Version: 1.3.14


What is Robustness?

Robustness is one of the output visualizations provided for scan results in Certifai. Certifai scans analyze one or more models using the same or comparable datasets.

Robustness is a measure of how well a model retains a specific outcome given small changes in data feature values.

Changes to data and, therefore, robustness is of particular concern in AI systems because data changes can be introduced in two harmful ways: maliciously, in the form of data breaches or users gaming the system, and unintentionally when prediction inputs diverge from training data.

A robust model will tend to result in the same prediction regardless of small changes in the input values.

How is robustness measured in Certifai?

To arrive at the values displayed in the robustness graph, Certifai takes a given dataset and generates counterfactuals for the data points.

A counterfactual for a given data point is a similar datapoint that has been changed enough to receive a different prediction or outcome from the model.

Counterfactual data points are created using a proprietary genetic algorithm designed at CognitiveScale.

The robustness value is then a measure of the distance points must move in order to change their predictions.

For instance in the “Banking:Loan Approval” example robustness is a measure of the amount of change required to move the result from granted to denied or denied to granted over all points in the data set.

How is robustness calculated?

To arrive at the robustness score, counterfactuals are generated for the feature values of the dataset; then the distance from the feature value to the counterfactual is calculated for each record in the dataset.

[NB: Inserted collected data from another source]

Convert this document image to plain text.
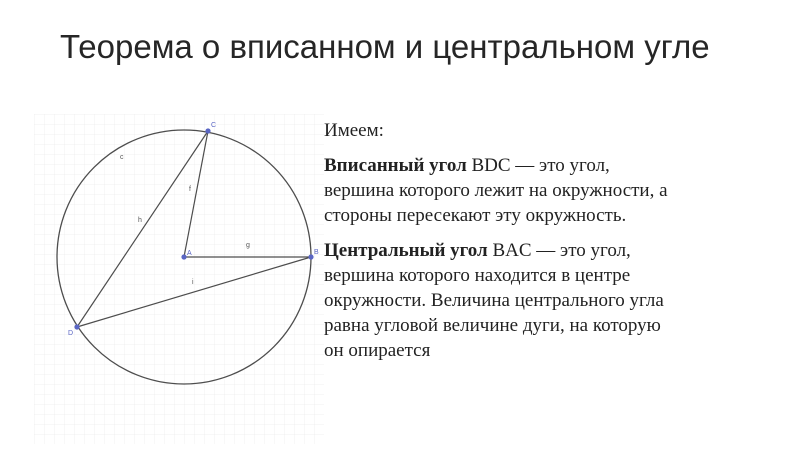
Теорема о вписанном и центральном угле
C
A	B
D
c
f
g
h
i

Имеем:

Вписанный угол BDC — это угол,

вершина которого лежит на окружности, а

стороны пересекают эту окружность.

Центральный угол BAC — это угол,

вершина которого находится в центре

окружности. Величина центрального угла

равна угловой величине дуги, на которую

он опирается
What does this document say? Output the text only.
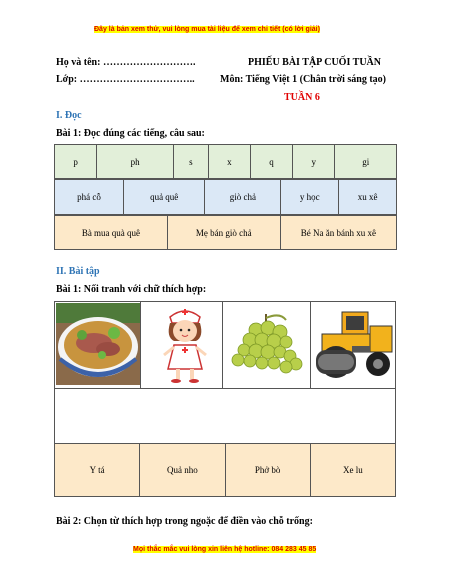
Đây là bản xem thử, vui lòng mua tài liệu để xem chi tiết (có lời giải)
Họ và tên: ……………………….
Lớp: ……………………………..
PHIẾU BÀI TẬP CUỐI TUẦN
Môn: Tiếng Việt 1 (Chân trời sáng tạo)
TUẦN 6
I. Đọc
Bài 1: Đọc đúng các tiếng, câu sau:
p	ph	s	x	q	y	gi
phá cỗ	quả quê	giò chả	y học	xu xê
Bà mua quà quê	Mẹ bán giò chả	Bé Na ăn bánh xu xê
II. Bài tập
Bài 1: Nối tranh với chữ thích hợp:
Y tá	Quả nho	Phở bò	Xe lu
Bài 2: Chọn từ thích hợp trong ngoặc để điền vào chỗ trống:
Mọi thắc mắc vui lòng xin liên hệ hotline: 084 283 45 85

These distances are averaged and normalized to determine the score that quantifies each model’s robustness.

A higher score indicates a more robust model.

What is the importance of robustness?

The following actions might be taken by the various Certifai users viewing the reports for the Banking: Loan Approval use case:

  • Data scientists might select the model with the highest robustness score as a candidate for further development. Conversely, they might choose a model with a lower score to work with in order to make the model more robust.

  • Business decision-makers might recommend that the model with the highest score be selected for production level use.

  • Compliance officers might approve models that meet a certain threshold of robustness for use in production use cases.

How is robustness displayed in Certifai?

Robustness scores for each model are displayed in a bar graph that affords the comparison across the models in the scan definition.